MozillaZine

'Houston Chronicle' Raves About Easy, Fun, Fast, Safe, Free Mozilla Firefox

Saturday March 13th, 2004

The Houston Chronicle has an article about Mozilla Firefox, describing the browser as "easy, fun, fast, safe, free". The report highlights Firefox's popup blocking, tabbed browsing, integrated Google search, extensions, download manager, speed and privacy options. Thanks to tityre for telling us about this article.


#28 Re: Re: Re: Re: Re: Firefox is the only alternativ

by bzbarsky

Sunday March 14th, 2004 5:37 PM

You are replying to this message

> it is NOT a 'display' bug because the page renders with CSS when the CSS has downloaded

Unless the page positions boxes via Javascript based on computed positions of other boxes. In that case, since the JS may run before the CSS has downloaded, the boxes will end up mispositioned. See hyatt's blog about the problems he ran into with this.
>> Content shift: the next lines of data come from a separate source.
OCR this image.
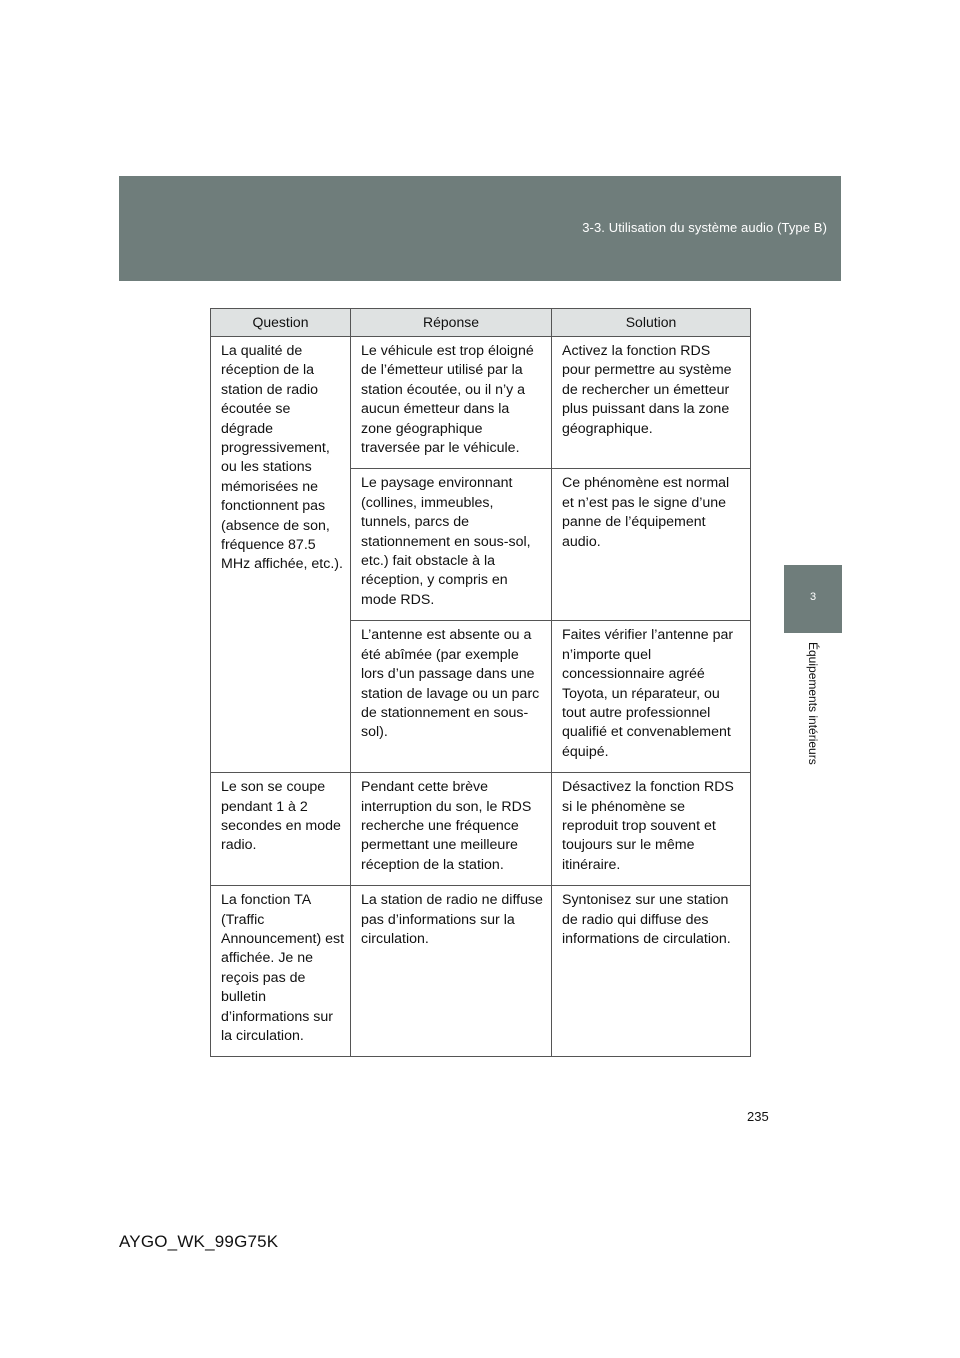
3-3. Utilisation du système audio (Type B)
3
Équipements intérieurs
Question	Réponse	Solution
La qualité de réception de la station de radio écoutée se dégrade progressivement, ou les stations mémorisées ne fonctionnent pas (absence de son, fréquence 87.5 MHz affichée, etc.).	Le véhicule est trop éloigné de l’émetteur utilisé par la station écoutée, ou il n’y a aucun émetteur dans la zone géographique traversée par le véhicule.	Activez la fonction RDS pour permettre au système de rechercher un émetteur plus puissant dans la zone géographique.
	Le paysage environnant (collines, immeubles, tunnels, parcs de stationnement en sous-sol, etc.) fait obstacle à la réception, y compris en mode RDS.	Ce phénomène est normal et n’est pas le signe d’une panne de l’équipement audio.
	L’antenne est absente ou a été abîmée (par exemple lors d’un passage dans une station de lavage ou un parc de stationnement en sous-sol).	Faites vérifier l’antenne par n’importe quel concessionnaire agréé Toyota, un réparateur, ou tout autre professionnel qualifié et convenablement équipé.
Le son se coupe pendant 1 à 2 secondes en mode radio.	Pendant cette brève interruption du son, le RDS recherche une fréquence permettant une meilleure réception de la station.	Désactivez la fonction RDS si le phénomène se reproduit trop souvent et toujours sur le même itinéraire.
La fonction TA (Traffic Announcement) est affichée. Je ne reçois pas de bulletin d’informations sur la circulation.	La station de radio ne diffuse pas d’informations sur la circulation.	Syntonisez sur une station de radio qui diffuse des informations de circulation.
235
AYGO_WK_99G75K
Now this does not break a W3C recommendation, since there is no W3C recommendation that requires CSS to be loaded at all. But it _does_ break actual real-world popular sites. Which, all else being equal, makes it a bug.

> Your criticism is therefore very misleading as you complain about one link yet ignore the Eric Meyer reference > completely.

My criticism applies to every single test involved. See Eric Myer's recent posts to <www-style@w3.org> for his opinion of his own tests. It's not very flattering; he's stopped maintaining them for a reason. PPK's tests are even more limited than Eric's and even less indicative of anything.

I admit that I somewhat misread what you say about the DHTML test. But note that you don't address the problem of interaction with the browser UI and window manager. For example, Mozilla used to be about 10 times as fast on the window.status test, when we updated the status asynchronously. As a result, we would only paint the statusbar every 10 updates or so, which was a hell of a lot faster than painting it every update (as we do now, since it leads to a better user experience). Opera doesn't seem to change the status at all (in part because it's not even showing a status bar) during this test. That's about 20 seconds time difference right there (on my machine, Mozilla takes about 25 seconds or about 2 seconds if I disable status bar updates in preferences; Opera takes those same 2 seconds, and as I said it's not updating the status bar).